Dit bijzondere werk is in de tweede wereldoorlog verloren gegaan door brand.

Het is een zelfportret ten-voeten-uit en stelt Vincent voor die even onder het lopen als het ware in de camera kijkt. Het heeft de geëigende landschaps-driedeling van dichtbij-midden-veraf, maar het gaat hier op de eerste plaats om de persoon van de schilder, gesitueerd te midden van het landschap rond Arles.

Het lijkt erop dat de kunstenaar toegevoegd is aan het landschap en niet andersom, zo frontaal en dominant staat hij er in, met zo veel aandacht voor zijn persoon. Maar dat was ook zijn artistiek credo weten we : de mens toegevoegd aan de natuur met, en niet te vergeten, de eigenheid van de kunstenaar.

Het zelfportret heeft een diepe emotionele lading: het is niet slechts de weg naar Tarascon die we te zien krijgen, maar het is de levensweg die Vincent gaat als kunstenaar. Alles is samengebracht in die ene persoon en dat ene moment: de hitte van de dag, het sjouwen met de schilderspullen, de gedreven stap, de blik naar het kijkerspubliek, de donkere schaduw die met hem mee gaat, de bomen langs de weg die zo bij hem horen, de verre einder die zijn kijkgebied begrenst, dat ene wolkje… En vooral de felle kleuren van het leven tegenover de schaduwen van zijn bestaan. Het is de symboliek die hier grote indruk maakt en die het schilderij bij het anekdotische een emotionele lading geeft.

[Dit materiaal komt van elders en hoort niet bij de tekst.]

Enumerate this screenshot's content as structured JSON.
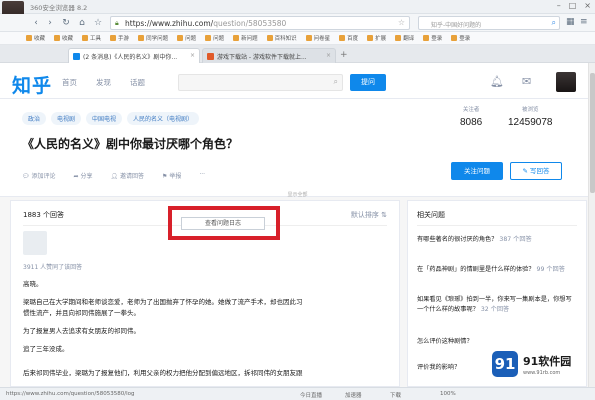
{
  "browser": {
    "window_title": "360安全浏览器 8.2",
    "url_host": "https://www.zhihu.com/",
    "url_path": "question/58053580",
    "search_placeholder": "知乎-中国好问题的",
    "bookmarks": [
      "收藏",
      "收藏",
      "工具",
      "手游",
      "同学问题",
      "问题",
      "问题",
      "新问题",
      "百科知识",
      "问卷星",
      "百度",
      "扩展",
      "翻译",
      "登录",
      "登录"
    ],
    "tabs": [
      {
        "label": "(2 条消息)《人民的名义》剧中你..."
      },
      {
        "label": "游戏下载站 - 游戏软件下载就上..."
      }
    ],
    "status_url": "https://www.zhihu.com/question/58053580/log",
    "status_items": [
      "今日直播",
      "加速器",
      "下载",
      "100%"
    ]
  },
  "zhihu": {
    "logo": "知乎",
    "nav": [
      "首页",
      "发现",
      "话题"
    ],
    "ask_label": "提问"
  },
  "question": {
    "topics": [
      "政治",
      "电视剧",
      "中国电视",
      "人民的名义（电视剧）"
    ],
    "title": "《人民的名义》剧中你最讨厌哪个角色？",
    "followers_label": "关注者",
    "followers": "8086",
    "views_label": "被浏览",
    "views": "12459078",
    "actions": [
      "添加评论",
      "分享",
      "邀请回答",
      "举报",
      "···"
    ],
    "follow_label": "关注问题",
    "write_label": "写回答",
    "show_all": "显示全部"
  },
  "answers": {
    "count_label": "1883 个回答",
    "sort_label": "默认排序",
    "view_all_label": "查看问题日志",
    "likes_label": "3911 人赞同了该回答",
    "paragraphs": [
      "高晓。",
      "梁璐自己在大学期间和老师谈恋爱，老师为了出国抛弃了怀孕的她。她做了流产手术，却也因此习",
      "惯性流产，并且向祁同伟施展了一拳头。",
      "为了报复男人去追求有女朋友的祁同伟。",
      "追了三年没成。",
      "后来祁同伟毕业，梁璐为了报复他们，利用父亲的权力把他分配到偏远地区，拆祁同伟的女朋友跟"
    ]
  },
  "related": {
    "heading": "相关问题",
    "items": [
      {
        "q": "有哪些著名的很讨厌的角色？",
        "a": "387 个回答"
      },
      {
        "q": "在「药品神剧」的情剧里是什么样的体验？",
        "a": "99 个回答"
      },
      {
        "q": "如果看见《琅琊》拍到一半，你来写一集剧本是，你想写一个什么样的故事呢？",
        "a": "32 个回答"
      },
      {
        "q": "怎么评价这种剧情？",
        "a": ""
      },
      {
        "q": "评价我的影响？",
        "a": ""
      }
    ]
  },
  "watermark": {
    "badge": "91",
    "name": "91软件园",
    "site": "www.91rb.com"
  }
}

Opvallend is de schaduwerking van de boomstammen in combinatie met die van Vincent zelf. Van de laatste is de schaduw pregnant aanwezig, de andere schaduwen zijn er niet of nauwelijks; slechts de schaduwen van de kruinen van de bomen worden gesuggereerd. Heeft Vincent hier zijn eigen tijdelijkheid willen afzetten tegenover de eeuwige cycli van de natuur?

Of werden al die schaduwen hem te veel?

Het emotieve zit hem ook in tegenstellingen als: donker - licht; stabiel - dynamisch; ver - dichtbij. Als die tegenstellingen niet zo'n impact hadden zou je zeggen dat nr. 340 een vrolijk schilderij is. Maar de schaduwen doen de dood vermoeden, en die verten de onbereikbaarheid en de dynamiek de grote onrust die Vincent altijd omgaf.

Toch… het palet toont een vrolijk kleurengamma met het geel van het graan, het blauw van de hemel en van de grote stad en zijn verleiding. Het landschap heeft zelfs iets lieflijks, iets intiems. Het is vooral warm te noemen.

Aan bijna alle landschappen van Vincent is de anonieme mens toegevoegd, soms als eenling, soms met z'n tweeën of meer. Maar hier is het dan toch eindelijk de kunstenaaar zelf die prominent op de voorgrond staat. En dat maakt de zo bescheiden Vincent eindelijk tot een groot levend mens. En wat heeft hij onder zijn linkerarm? Inderdaad, een meesterwerk vol gouden expressie.

 

350

 

Zelfportret, JH 1581, Arles, sept. 1888, oliedoek 62x52, Fogg Art Museum, Cambridge

 

Dit zelfportret droeg Vincent op aan Paul Gauguin. Aan de opdracht is gepoetst, maar er is nog iets van te zien. De relatie met Paul Gauguin begon zo mooi met schrijvenderwijs veel waardering voor elkaars werk. De waardering van Vincent voor Paul en in iets mindere mate de waardering van Paul voor Vincent. Vincent vroeg Paul Gauguin naar Arles te komen om samen te schilderen. Zelfs om samen in het gele huis een soort schilderschool te beginnen. Vincent had grootse ideeën, christelijk sociaal-humanistisch van inhoud. Er moest iets nieuws komen, een nieuwe maatschappelijke ommekeer ten goede. En de kunst moest daarin centraal staan.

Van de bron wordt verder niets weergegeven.